Burada olmak gerçekten çok keyifli bir duygu. Hele ki çanlar da çalmaya başlarsa değmesinler keyfinize. Yaklaşık 10 dakika kadar neredeyse tek sıra halinde kuleyi çepeçevre dolaştıktan sonra geldiğiniz kapıdan aşağı iniyorsunuz ama bu kez bir önceki kattaki çıkıştan değil, doğrudan, indiğiniz kuleden inmeye devam ederek en aşağıya iniyorsunuz. Yani sonuçta soldaki kuleden yukarı çıkıp sağdaki kuleden aşağı inerek bu nefis turu tamamlamış oluyorsunuz. Bu arada, 1 Kasım-31 Mart arası her ayın ilk Pazar günü kuleye çıkış ücretsiz

Notre-Dame Katedrali’nin önünde bulunan meydanda kaçırmamanız gereken iki detay var: Bunlardan biri Paris’in arkeolojik kalıntılarının bulunduğu, meydanın hemen altında bulunan La Crypte, bir diğeri de, Fransa’nın sıfır noktası olarak belirlenmiş olan Point Zéro

Hazır bu civardayken çok yakında bulunan Conciergerie ve Sainte Chapelle’i de görmenizde fayda var diye düşünüyorum. Çünkü belki de dünyanın en güzel vitrayları (hadi Fransa’nın diyelim) bu şapelde bulunuyor… Eh tabii bir de Île de la Cité – Cité Adası‘nı dolaşmak kadar, buradan Île Saint Louis – Saint Louis Adası‘na geçmek de keyifli bir gün geçirmenize neden olacaktır. Ayrıca tam karşıdaki Saint Michel bölgesinde de dolaşmakta fayda var. Zaten atlamamanız gereken yerlerden biri de tam karşı çaprazda bulunan ünlü kitapçı Shakespeare and Company; tabii hemen yanındaki Shakespeare and Company Café‘yi de kaçırmıyoruz. Ah bilmem söylemem gerek var mı, Notre Dame Katedrali’nin hemen yan sokağında bulunan ve Paris’teki en eski, en güzel restoranlardan biri olan Au Vieux Paris de görülmesi, hatta mümkünse yemek yenmesi gereken yerlerden…

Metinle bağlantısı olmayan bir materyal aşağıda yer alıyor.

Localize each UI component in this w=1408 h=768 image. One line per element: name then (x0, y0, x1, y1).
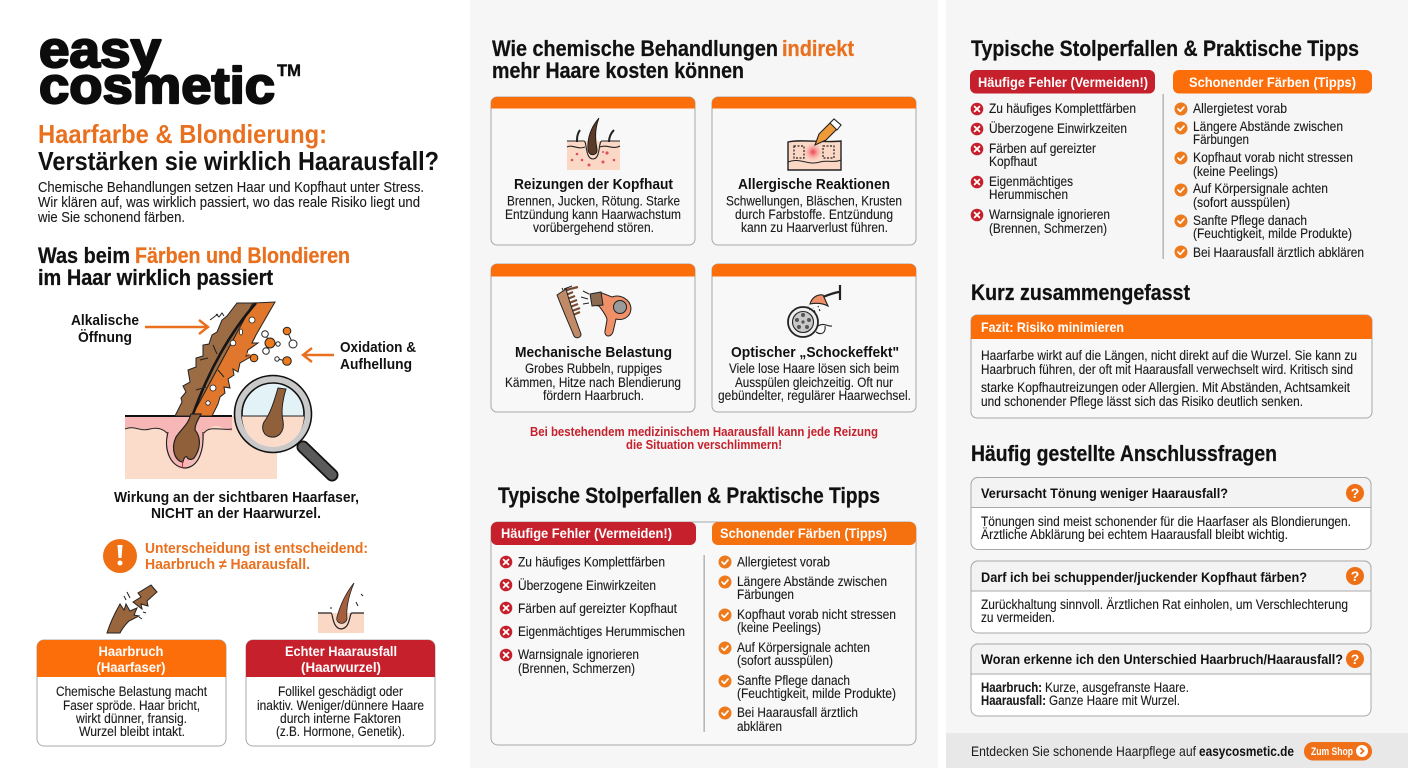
card: Echter Haarausfall: (Haarwurzel) (301, 659, 381, 675)
list: Fehler: Färben auf gereizter Kopfhaut (518, 601, 677, 616)
title: Haarfarbe & Blondierung: (38, 119, 327, 149)
list: Tipps: Färbungen (737, 587, 794, 602)
heading: Was beim Färben und Blondieren: Was beim (38, 243, 130, 268)
list: Tipps: (keine Peelings) (737, 620, 821, 635)
warning text: Bei bestehendem medizinischem Haarausfall kann jede Reizung (530, 424, 878, 439)
card: Echter Haarausfall: Follikel geschädigt oder (278, 684, 403, 699)
heading: Kurz zusammengefasst: Kurz zusammengefasst (971, 280, 1191, 305)
list: Fehler: Überzogene Einwirkzeiten (989, 121, 1127, 136)
card: Echter Haarausfall: Echter Haarausfall (285, 643, 397, 659)
list: Tipps: Auf Körpersignale achten (1193, 181, 1328, 196)
card: Haarbruch: (Haarfaser) (96, 659, 166, 675)
list: Tipps: Allergietest vorab (737, 554, 830, 570)
card: Fazit: Haarbruch führen, der oft mit Haarausfall verwechselt wird. Kritisch sind (981, 362, 1353, 377)
card: Allergische Reaktionen (712, 97, 916, 245)
heading: chemische Behandlungen (492, 36, 855, 83)
icon: molecules (240, 327, 297, 365)
icon: shower and drain (788, 285, 840, 337)
icon: comb and dryer (557, 286, 631, 338)
caption (114, 489, 359, 522)
intro text (37, 179, 424, 226)
FAQ 2 (971, 561, 1371, 633)
list: Tipps (1174, 101, 1364, 260)
panel: left column (37, 21, 439, 746)
card: Mechanische Belastung: Kämmen, Hitze nach Blendierung (505, 375, 681, 390)
label: Alkalische Öffnung (71, 312, 139, 346)
list: Fehler: Warnsignale ignorieren (518, 647, 639, 662)
list: Fehler: Eigenmächtiges (989, 174, 1073, 189)
card: Haarbruch: Faser spröde. Haar bricht, (63, 698, 200, 713)
FAQ 1 (971, 478, 1371, 550)
list: Fehler: (Brennen, Schmerzen) (989, 221, 1107, 236)
icon: allergy test (788, 119, 841, 170)
list: Tipps: (sofort ausspülen) (737, 653, 833, 668)
card: Haarbruch: Wurzel bleibt intakt. (79, 724, 185, 739)
list: Tipps: Auf Körpersignale achten (737, 640, 870, 655)
card: Mechanische Belastung: fördern Haarbruch. (543, 388, 644, 403)
list: Fehler: Färben auf gereizter (989, 141, 1096, 156)
list: Tipps: (Feuchtigkeit, milde Produkte) (737, 686, 896, 701)
label: Alkalische Öffnung: Alkalische (71, 312, 139, 329)
list: Tipps: (Feuchtigkeit, milde Produkte) (1193, 226, 1352, 241)
card: Echter Haarausfall (246, 640, 435, 746)
heading: Anschlussfragen: Häufig gestellte Anschlussfragen (971, 441, 1277, 466)
card: Haarbruch (37, 640, 226, 746)
list: Fehler: Kopfhaut (989, 154, 1037, 169)
heading: Was beim Färben und Blondieren: im Haar wirklich passiert (38, 265, 274, 290)
icon: broken hair (107, 585, 157, 633)
panel: Fehler und Tipps (491, 522, 916, 745)
heading: chemische Behandlungen: indirekt (782, 36, 855, 61)
panel: middle column (491, 36, 916, 745)
button: Zum Shop (1304, 742, 1372, 760)
divider (1162, 94, 1164, 259)
FAQ 3: Haarausfall: (981, 693, 1046, 708)
card: Fazit: starke Kopfhautreizungen oder Allergien. Mit Abständen, Achtsamkeit (981, 380, 1350, 395)
card: Fazit (971, 315, 1372, 418)
card: Optischer Schockeffekt: Viele lose Haare lösen sich beim (729, 361, 899, 376)
list: Tipps (718, 554, 896, 734)
list: Fehler: Zu häufiges Komplettfärben (518, 554, 665, 570)
warning text (530, 424, 878, 452)
list: Tipps: Bei Haarausfall ärztlich (737, 705, 858, 720)
FAQ 3 (971, 644, 1371, 716)
heading: Was beim Färben und Blondieren (38, 243, 350, 290)
list: Fehler: Warnsignale ignorieren (989, 207, 1110, 222)
button: Zum Shop: Zum Shop (1311, 746, 1353, 758)
card: Echter Haarausfall: durch interne Faktoren (280, 711, 401, 726)
panel: Fehler und Tipps: Schonender Färben (Tipps) (720, 525, 887, 541)
card: Mechanische Belastung: Grobes Rubbeln, ruppiges (525, 361, 662, 376)
badges: Fehler und Tipps: Schonender Färben (Tipps) (1189, 74, 1356, 90)
card: Mechanische Belastung (491, 264, 695, 412)
list: Tipps: Kopfhaut vorab nicht stressen (737, 607, 896, 622)
card: Optischer Schockeffekt: gebündelter, regulärer Haarwechsel. (718, 388, 911, 403)
card: Reizungen der Kopfhaut: Entzündung kann Haarwachstum (505, 207, 681, 222)
heading: Was beim Färben und Blondieren: Färben und Blondieren (135, 243, 350, 268)
list: Tipps: (keine Peelings) (1193, 164, 1278, 179)
card: Reizungen der Kopfhaut: Brennen, Jucken, Rötung. Starke (507, 194, 680, 208)
list: Tipps: Längere Abstände zwischen (1193, 119, 1343, 134)
FAQ 3: Kurze, ausgefranste Haare. (1045, 680, 1189, 695)
list: Fehler (500, 554, 685, 676)
heading: chemische Behandlungen: mehr Haare kosten können (492, 58, 744, 83)
warning text: die Situation verschlimmern! (626, 437, 782, 452)
logo (39, 21, 301, 114)
FAQ 3: Haarbruch: (981, 680, 1042, 695)
card: Fazit: und schonender Pflege lässt sich das Risiko deutlich senken. (981, 394, 1303, 409)
list: Fehler: Überzogene Einwirkzeiten (518, 578, 656, 593)
list: Fehler: Zu häufiges Komplettfärben (989, 101, 1136, 116)
label: Alkalische Öffnung: Öffnung (78, 329, 132, 346)
heading: Stolperfallen: Typische Stolperfallen & Praktische Tipps (971, 36, 1359, 61)
list: Fehler (971, 101, 1136, 236)
caption: NICHT an der Haarwurzel. (151, 505, 321, 522)
list: Fehler: Eigenmächtiges Herummischen (518, 624, 685, 639)
footer bar: easycosmetic.de (1199, 743, 1294, 759)
list: Fehler: (Brennen, Schmerzen) (518, 661, 635, 676)
card: Allergische Reaktionen: Schwellungen, Bläschen, Krusten (726, 194, 902, 208)
badges: Fehler und Tipps (970, 70, 1372, 94)
panel: right column (946, 36, 1408, 768)
logo: TM (277, 61, 301, 80)
icon: magnifier (234, 376, 332, 475)
card: Echter Haarausfall: inaktiv. Weniger/dünnere Haare (257, 698, 424, 713)
FAQ 3: Ganze Haare mit Wurzel. (1049, 693, 1180, 708)
footer bar (946, 733, 1408, 768)
label: Oxidation und Aufhellung: Oxidation & (340, 339, 416, 356)
list: Tipps: Sanfte Pflege danach (737, 673, 850, 688)
logo: easy (39, 21, 162, 78)
icon: follicle (318, 583, 364, 633)
list: Fehler: Herummischen (989, 187, 1068, 202)
FAQ 1: Tönungen sind meist schonender für die Haarfaser als Blondierungen. (981, 514, 1351, 529)
logo: cosmetic (39, 57, 275, 114)
FAQ 1: Verursacht Tönung weniger Haarausfall? (981, 485, 1228, 501)
illustration: hair fiber and follicle (125, 302, 332, 479)
card: Optischer Schockeffekt: Ausspülen gleichzeitig. Oft nur (735, 375, 893, 390)
FAQ 2: Darf ich bei schuppender/juckender Kopfhaut färben? (981, 569, 1307, 585)
label: Oxidation und Aufhellung: Aufhellung (340, 356, 412, 373)
callout: Unterscheidung: Haarbruch ≠ Haarausfall. (145, 556, 310, 573)
heading: chemische Behandlungen: Wie chemische Behandlungen (492, 36, 778, 61)
card: Allergische Reaktionen: kann zu Haarverlust führen. (741, 220, 888, 235)
card: Reizungen der Kopfhaut (491, 97, 695, 245)
list: Tipps: Bei Haarausfall ärztlich abklären (1193, 245, 1364, 260)
card: Allergische Reaktionen: durch Farbstoffe. Entzündung (735, 207, 893, 222)
list: Tipps: Längere Abstände zwischen (737, 574, 887, 589)
list: Tipps: Färbungen (1193, 132, 1249, 147)
list: Tipps: Sanfte Pflege danach (1193, 213, 1307, 228)
intro text: Wir klären auf, was wirklich passiert, wo das reale Risiko liegt und (38, 194, 420, 211)
heading: Stolperfallen: Typische Stolperfallen & Praktische Tipps (498, 483, 880, 508)
footer bar: Entdecken Sie schonende Haarpflege auf (971, 743, 1196, 759)
FAQ 3: Woran erkenne ich den Unterschied Haarbruch/Haarausfall? (981, 651, 1343, 667)
panel: Fehler und Tipps: Häufige Fehler (Vermeiden!) (501, 525, 672, 541)
card: Reizungen der Kopfhaut: Reizungen der Kopfhaut (514, 176, 673, 193)
card: Haarbruch: Haarbruch (98, 643, 164, 659)
card: Optischer Schockeffekt: Optischer „Schockeffekt" (731, 344, 899, 361)
label: Oxidation und Aufhellung (340, 339, 416, 373)
card: Echter Haarausfall: (z.B. Hormone, Genetik). (276, 724, 405, 739)
intro text: Chemische Behandlungen setzen Haar und Kopfhaut unter Stress. (38, 179, 424, 196)
arrow: to molecules (303, 348, 334, 362)
card: Optischer Schockeffekt (712, 264, 916, 412)
callout: Unterscheidung (145, 540, 368, 573)
badges: Fehler und Tipps: Häufige Fehler (Vermeiden!) (978, 74, 1148, 90)
card: Reizungen der Kopfhaut: vorübergehend stören. (533, 220, 654, 235)
card: Fazit: Haarfarbe wirkt auf die Längen, nicht direkt auf die Wurzel. Sie kann zu (981, 348, 1357, 363)
card: Fazit: Fazit: Risiko minimieren (981, 319, 1124, 335)
title: Verstärken sie wirklich Haarausfall? (38, 146, 439, 176)
list: Tipps: (sofort ausspülen) (1193, 195, 1290, 210)
FAQ 2: Zurückhaltung sinnvoll. Ärztlichen Rat einholen, um Verschlechterung (981, 597, 1348, 612)
intro text: wie Sie schonend färben. (37, 209, 185, 226)
card: Allergische Reaktionen: Allergische Reaktionen (738, 176, 890, 193)
arrow: to cuticle (145, 320, 208, 334)
FAQ 2: zu vermeiden. (981, 610, 1055, 625)
icon: irritated scalp (567, 118, 620, 170)
title (38, 119, 439, 176)
list: Tipps: abklären (737, 719, 782, 734)
FAQ 1: Ärztliche Abklärung bei echtem Haarausfall bleibt wichtig. (981, 527, 1288, 542)
card: Haarbruch: wirkt dünner, fransig. (75, 711, 187, 726)
caption: Wirkung an der sichtbaren Haarfaser, (114, 489, 359, 506)
list: Tipps: Allergietest vorab (1193, 101, 1287, 116)
card: Mechanische Belastung: Mechanische Belastung (515, 344, 672, 361)
icon: warning (103, 539, 137, 573)
callout: Unterscheidung: Unterscheidung ist entscheidend: (145, 540, 368, 557)
card: Haarbruch: Chemische Belastung macht (56, 684, 207, 699)
list: Tipps: Kopfhaut vorab nicht stressen (1193, 150, 1353, 165)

Notre Dame Katedrali’ne metro ile ulaşmak için 4 numaralı hattın “Cité” istasyonunda inebilirsiniz. Tam bu noktadaki Çiçek Pazarı‘nı atlamamanızı öneririm. Ayrıca bir başka gün de, Nisan başından Kasım başına kadar olan dönemde, aralarında Notre-Dame Katedrali’nin de bulunduğu, Fransa’nın pek çok tarihi binası ve anıtsal yapısının maketlerinin de bulunduğu beş hektarlık dev park France Miniature‘e de zaman ayırmanızı öneririm. Orada Notre-Dame’la boy ölçüşmek çok eğlenceli…

Ah bir de hazır Notre Dame’ı gezecekken Notre Dame de Paris Müzikali’nin o meşhur bölümünü dinleyelim: Belle…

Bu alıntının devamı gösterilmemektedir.